A New Supreme Court Challenge: The Erosion of Abortion Access in Texas

The justices will take up a challenge to H.B. 2, a state law that effectively makes it much more difficult to end a pregnancy in the state.

Eric Gay / AP

On Friday, the Supreme Court agreed to hear its first major case on abortion restrictions in almost eight years, setting the stage for a high-profile showdown on reproductive rights only a few months from the 2016 presidential election.
The case, Whole Women’s Health v. Cole, addresses two restrictions passed by the Texas legislature in 2013 in a bill called H.B. 2. The first restriction requires all physicians performing an abortion to have admitting privileges at a hospital within 30 miles of where they perform the procedure—a restriction that went into effect in November 2013. The second restriction mandates that abortion clinics provide the building, safety, and staffing requirements of an ambulatory surgical center, effectively meeting the standards of a hospital operating room. While this was temporarily enforced in October 2014, it has been on hold pending court challenges since then.

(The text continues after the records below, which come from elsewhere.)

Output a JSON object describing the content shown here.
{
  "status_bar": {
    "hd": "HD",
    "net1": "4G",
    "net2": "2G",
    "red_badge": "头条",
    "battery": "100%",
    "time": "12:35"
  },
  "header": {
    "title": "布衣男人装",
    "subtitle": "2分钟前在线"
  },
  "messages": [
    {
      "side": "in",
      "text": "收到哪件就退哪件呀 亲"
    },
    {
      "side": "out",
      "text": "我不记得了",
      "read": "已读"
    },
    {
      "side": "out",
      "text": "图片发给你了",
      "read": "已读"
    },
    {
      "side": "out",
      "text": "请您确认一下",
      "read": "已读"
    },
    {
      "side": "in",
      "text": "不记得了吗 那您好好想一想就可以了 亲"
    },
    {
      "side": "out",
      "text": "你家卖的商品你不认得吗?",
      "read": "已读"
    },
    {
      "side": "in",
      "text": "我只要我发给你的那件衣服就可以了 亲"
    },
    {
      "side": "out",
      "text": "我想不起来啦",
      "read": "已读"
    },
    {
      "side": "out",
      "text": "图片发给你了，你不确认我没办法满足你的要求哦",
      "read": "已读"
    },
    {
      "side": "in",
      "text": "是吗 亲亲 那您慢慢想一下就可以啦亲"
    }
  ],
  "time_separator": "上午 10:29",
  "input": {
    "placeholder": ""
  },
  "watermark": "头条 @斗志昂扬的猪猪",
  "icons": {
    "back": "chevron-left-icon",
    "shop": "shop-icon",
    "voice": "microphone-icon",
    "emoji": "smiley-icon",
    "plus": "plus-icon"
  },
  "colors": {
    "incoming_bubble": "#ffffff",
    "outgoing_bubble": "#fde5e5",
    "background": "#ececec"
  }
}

In this case, the Court will decide whether these restrictions violate the undue-burden standard established in its landmark Planned Parenthood v. Casey decision in 1992. In Casey, the Court ruled state regulations of abortion must not place an “undue burden” on a woman’s access, which the court defined as any law whose “purpose or effect is to place substantial obstacles in the path of a woman seeking an abortion before the fetus attains viability.”

The U.S. Fifth Circuit Court of Appeals upheld the two restrictions on June 9, ruling that the clinics failed to prove that the restrictions would place an undue burden on “at least a large fraction of women” in Texas. The appellate court carved out an exception for the sole abortion clinic in the Rio Grande Valley, whose closure would have forced women to travel over 200 miles to the nearest alternative provider.

The last time the justices heard a major challenge on abortion rights was in 2007, when the Court upheld the federal Partial-Birth Abortion Act in Gonzalez v. Carhart. Since then, the political fight over abortion access has changed significantly. Over the past half decade, states have been steadily limiting and complicating access to abortion services through incremental legislation. These new restrictions began after the 2010 midterm elections, which saw Republican victories in statehouses across the country. Restrictions tend to follow similar patterns, echoing those introduced in H.B. 2, and they all make small but meaningful changes to the way abortions have to be administered and clinics have to operate. Here’s a partial list of other kinds of restrictions that have been passed in other states:

  • Banning late-term abortions, often starting at 20 weeks post-fertilization. This was also part of the H.B. 2 legislation passed in Texas and went into effect in that state in November of 2013, but it is not being challenged in this Supreme Court case.
  • Placing restrictions on the use of the abortion pill. This was also part of the Texas law, and is also not being challenged in Whole Women’s Health.
  • Requiring women to wait a certain amount of time between their first doctor’s visit and the time they can have the procedure.
  • Requiring women to go through mandatory counseling prior to having the procedure, sometimes accompanied by a mandatory or voluntary ultrasound that may involve a doctor or technician describing the image of the fetus.
  • Banning the practice of telemedicine, through which doctors can prescribe medication that will induce abortion to patients who live far away.

The politics surrounding these restrictions are complicated. Abortion opponents often portray them as beneficial for women. Texas legislators, for example, have argued that H.B. 2 protects women’s health, ensuring that clinics have higher standards of medical care and abortion providers have strong medical credentials. In effect, though, this law has meant that it’s much harder for women to get an abortion in Texas, especially because it’s such a big state. According to the Texas Policy Evaluation Project at the University of Texas at Austin, wait times for abortions in the Dallas-Fort Worth area are up to 20 days on average, and have been similar in Austin. There are 17 clinics open across the 267,000-square-mile state; many have closed over the last several years due in part to funding cuts for family-planning and reproductive-health services.

Oral arguments in Whole Women’s Health will likely be heard in February or March, with a final ruling expected in late June when the Court’s term ends. Its decision could potentially affect how abortion restrictions are evaluated  by courts across the country, and how judges should think about the small, ever-more-common restrictions that, in practice, effectively limit overall access.